In 1811, Kardhiq, whose inhabitants were known for their military prowess, had taken in one of Ali Pasha's political opponents, Ibrahim Pasha. Eventually, Ali managed to have the village hand over Ibrahim via presents and promises. In that same year, French agents had brought money and gunpowder to Gjirokastër in order to incite rebellion against Ali, whom the French had politically opposed. This rebellion was led by the chieftains of Kardhiq, Gjirokastër and Delvinë, and in October 1811, the rebels managed to inflict a heavy defeat on Ali's troops. Although the inhabitants of Gjirokastër eventually surrendered, the inhabitants of Kardhiq continued the resistance, and so Ali Pasha began a long siege of the village.

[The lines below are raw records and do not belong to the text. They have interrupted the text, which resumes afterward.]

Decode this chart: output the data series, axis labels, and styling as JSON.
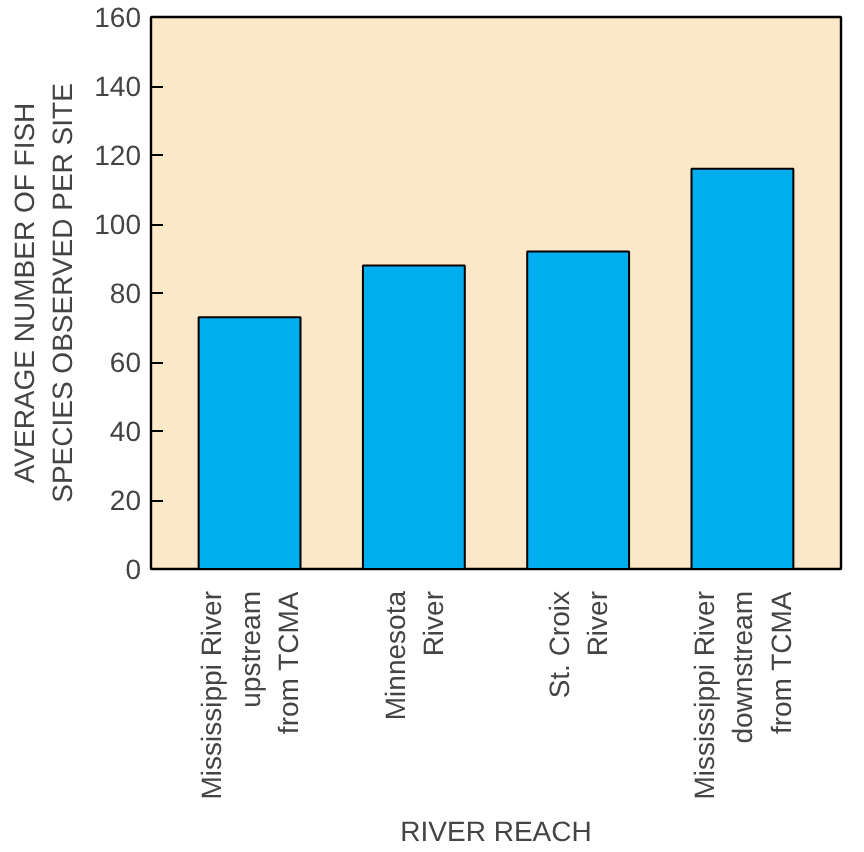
{
  "chart_data": {
    "type": "bar",
    "categories": [
      "Mississippi River\nupstream\nfrom TCMA",
      "Minnesota\nRiver",
      "St. Croix\nRiver",
      "Mississippi River\ndownstream\nfrom TCMA"
    ],
    "values": [
      73,
      88,
      92,
      116
    ],
    "color": "#00aeef",
    "xlabel": "RIVER REACH",
    "ylabel": "AVERAGE NUMBER OF FISH\nSPECIES OBSERVED PER SITE",
    "ylim": [
      0,
      160
    ],
    "yticks": [
      0,
      20,
      40,
      60,
      80,
      100,
      120,
      140,
      160
    ],
    "grid": false
  }
}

In December 1811, the men of Kardhiq offered to surrender on the condition that they be allowed to emigrate to Corfu; Ali refused, and the siege continued. On 21 February 1812, the village finally fell, with at least 300 defenders having been killed in the final assault. Ali Pasha ordered the massacre due to a long-standing vendetta he had with the village; it was said that after his father had died whilst Ali was a child and his family's power subsequently diminished, the men of Kardhiq captured his mother, raped her and humiliated her by forcing her to walk through the streets with a man on her back. As such, on 15 March 1812, Ali ordered that nearly 800 captives be taken to a roadside inn with a large courtyard. Some of the captives were taken away for slavery, but the vast majority were massacred in the courtyard. This massacre was carried out by Thanasis Vagias. During the massacre, Ali Pasha spared the family of an imam from Kolonjë due to his friendship with the man; the family consisted of about 30 men who were allowed to continue sowing the fields until they were eventually permitted to return and repopulate village. From then onwards, the village would recover well, and the Albanian inhabitants of Kardhiq were primarily engaged in mercenary activities during that period.

== Notable people ==
- Hasan Dosti,(1895 – January 29, 1991) Born in Kardhiq, he was a famous jurist and Balli Kombëtar leader
- Çerçiz Topulli,(20 September 1880 – 17 July 1915) Albanian revolutionary and guerrilla fighter involved in the national movement against the Ottoman occupation. His mother Hasije, daughter of Laze Mullai was from Kardhiq.
- Bajo Topulli (1868 – 24 July 1930), born Bajram Fehmi Topulli, was an Albanian nationalist figure of the Albanian National Awakening. Bajo was the older brother of Çerçiz Topulli. His mother Hasije, daughter of Laze Mullai was from Kardhiq.